October 11, 2008 4:15 PM | Reply | Permalink
Good People? Good People who profess to believe in a loving god, but choose to ignore their Biblical Gospel so they can hate? (See John 13:34 for one clear exalmple.) Good People who are so easily provoked to elevate their precious hatred to acts of violence? Yeah. I have a very hard time loving people who hate. I have to sigh, and tell myself they can't help it. But I know they could if they wanted to.
I know a woman who grew up in Oklahoma in the last depression era, and she will go to her grave believing everyone different from her is inferior. So I face the need to make excuses for an someone I love, or accept her anti racial beliefs. She and I had many animated discussions over the years. Nothing really worked. I might win an argument with reason, but I was dealing with a belief: different is bad. The prejudicial viewpoint of looking for bad traits in other people is self-reinforcing. She can't get off of that merry-go-round.
I find myself ministering to another racist now who is quite unapologetic about his belief. His Mother, may she rest in peace, told him that there were pink nipples and brown nipples. And that was pretty much it for him. That concept of different titties, has grown into his fractal xenophobic belief system.
Are humans genetically programed to be so easily damaged in early life as a survival strategy? Nature certainly seems predisposed to nuture's influence here. And yet many different groups have been beneficially assimilated into society. Diverse biological systems adapt better and often prosper in mutually beneficial ways. We have suffered from racial division for centuries, which by no means is restricted to Dixie. We know better but don't do better. Go figure.
The current McCain/Palin hate fest rallies serve to highlight how very easy it is to reanimate the Klan. It has taken maybe five weeks for Senator McCain and Governor Palin to joyfully roll back fifty years of human rights progress. Yuppers. The same people who hope to yet again lay hands on the Bible and pledge to support and uphold the Constitution of the United States of America.
Sigh...
October 11, 2008 2:39 PM | Reply | Permalink
There is a difference between being an adult and responsible for ones failings, and being an adult completely oblivious to ones failings.
Maybe the author of the posted message should have emphasized that most of her neighbors are 'just as good' people as any of us are - focused on keeping our heads down and trying to better our lot in life. You don't make any headway with them by vilifying them - but the persistent engagement by friendly neighbors like "Writergal" above can sometimes lead them to 'discover for themselves' the extremism of their demagogues.
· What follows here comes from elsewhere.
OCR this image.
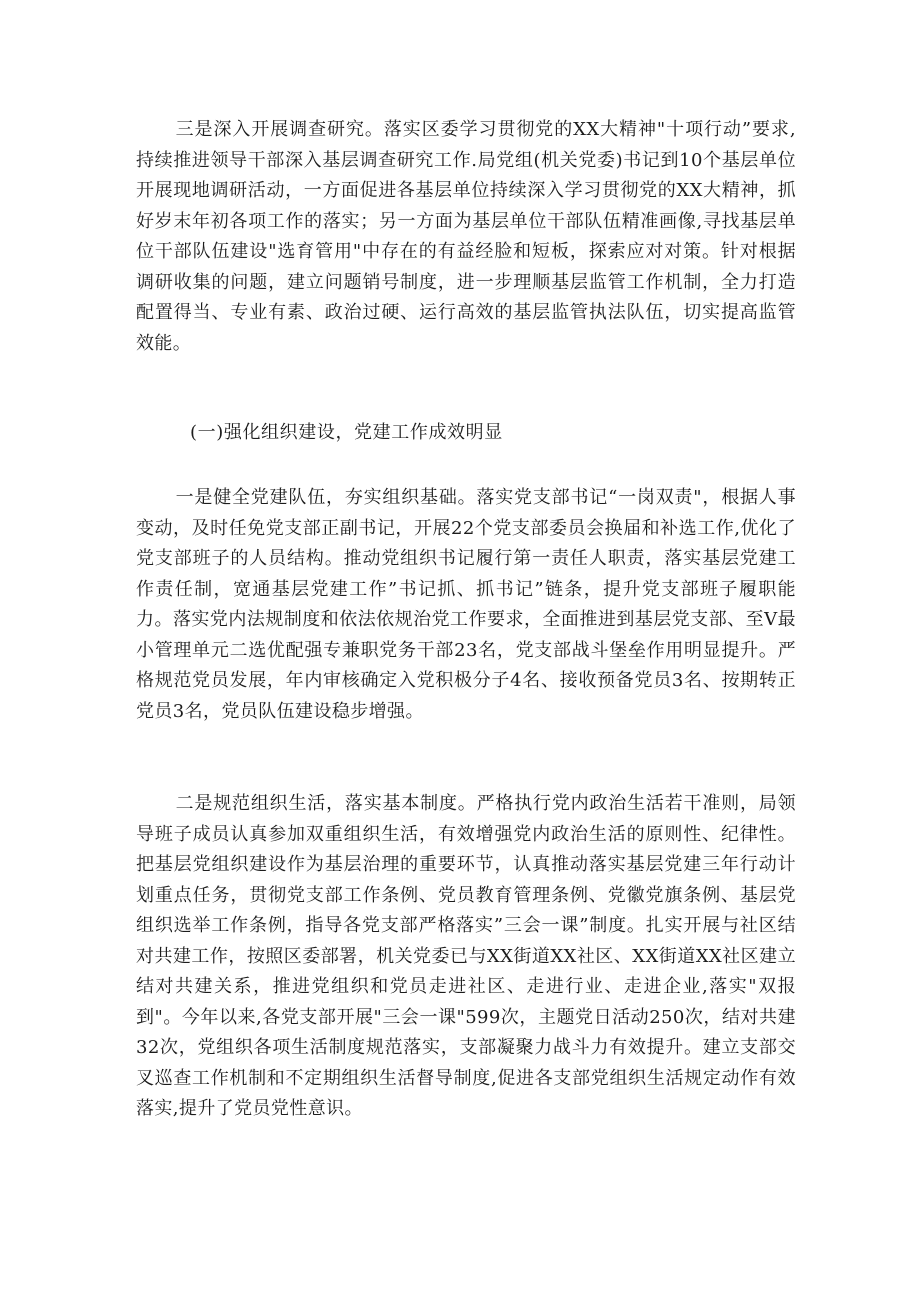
三是深入开展调查研究。落实区委学习贯彻党的XX大精神"十项行动”要求,持续推进领导干部深入基层调查研究工作.局党组(机关党委)书记到10个基层单位开展现地调研活动，一方面促进各基层单位持续深入学习贯彻党的XX大精神，抓好岁末年初各项工作的落实；另一方面为基层单位干部队伍精准画像,寻找基层单位干部队伍建设"选育管用"中存在的有益经脸和短板，探索应对对策。针对根据调研收集的问题，建立问题销号制度，进一步理顺基层监管工作机制，全力打造配置得当、专业有素、政治过硬、运行高效的基层监管执法队伍，切实提高监管效能。

(一)强化组织建设，党建工作成效明显

一是健全党建队伍，夯实组织基础。落实党支部书记“一岗双责"，根据人事变动，及时任免党支部正副书记，开展22个党支部委员会换届和补选工作,优化了党支部班子的人员结构。推动党组织书记履行第一责任人职责，落实基层党建工作责任制，宽通基层党建工作”书记抓、抓书记”链条，提升党支部班子履职能力。落实党内法规制度和依法依规治党工作要求，全面推进到基层党支部、至V最小管理单元二选优配强专兼职党务干部23名，党支部战斗堡垒作用明显提升。严格规范党员发展，年内审核确定入党积极分子4名、接收预备党员3名、按期转正党员3名，党员队伍建设稳步增强。

二是规范组织生活，落实基本制度。严格执行党内政治生活若干准则，局领导班子成员认真参加双重组织生活，有效增强党内政治生活的原则性、纪律性。把基层党组织建设作为基层治理的重要环节，认真推动落实基层党建三年行动计划重点任务，贯彻党支部工作条例、党员教育管理条例、党徽党旗条例、基层党组织选举工作条例，指导各党支部严格落实”三会一课”制度。扎实开展与社区结对共建工作，按照区委部署，机关党委已与XX街道XX社区、XX街道XX社区建立结对共建关系，推进党组织和党员走进社区、走进行业、走进企业,落实"双报到"。今年以来,各党支部开展"三会一课"599次，主题党日活动250次，结对共建32次，党组织各项生活制度规范落实，支部凝聚力战斗力有效提升。建立支部交叉巡查工作机制和不定期组织生活督导制度,促进各支部党组织生活规定动作有效落实,提升了党员党性意识。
While hopefully most of the more Rabid Racist crowd have absorbed enough of the Christian ethics and moral values they espouse to refrain from acting out their fears and hatreds - we do need to focus on those who Stand Up to ACT in Hatred (minimally they need to be shamed - not tacitly supported like McCain or openly supported like Palin).
By the same token we need to focus on and respect those who Stand Up to Act against Hatred - like Melissa Wade above.
But don't kid yourself about the moral inferiority of those in the crowd or the mob relative to most of us.
Frighteningly, those who stand by and let things happen aren't historically that much different from most of us. There's no 'special' evil to those who stood by during Nazi Germany, or Pinochet's Chile, or potentially any of us who in a different time and place might focus on protecting ourselves or our families by staying quiet.
All the more reason to raise up those who DO stand up when standing up is scary. I am VERY proud of Melissa Wade and Jim Nichols.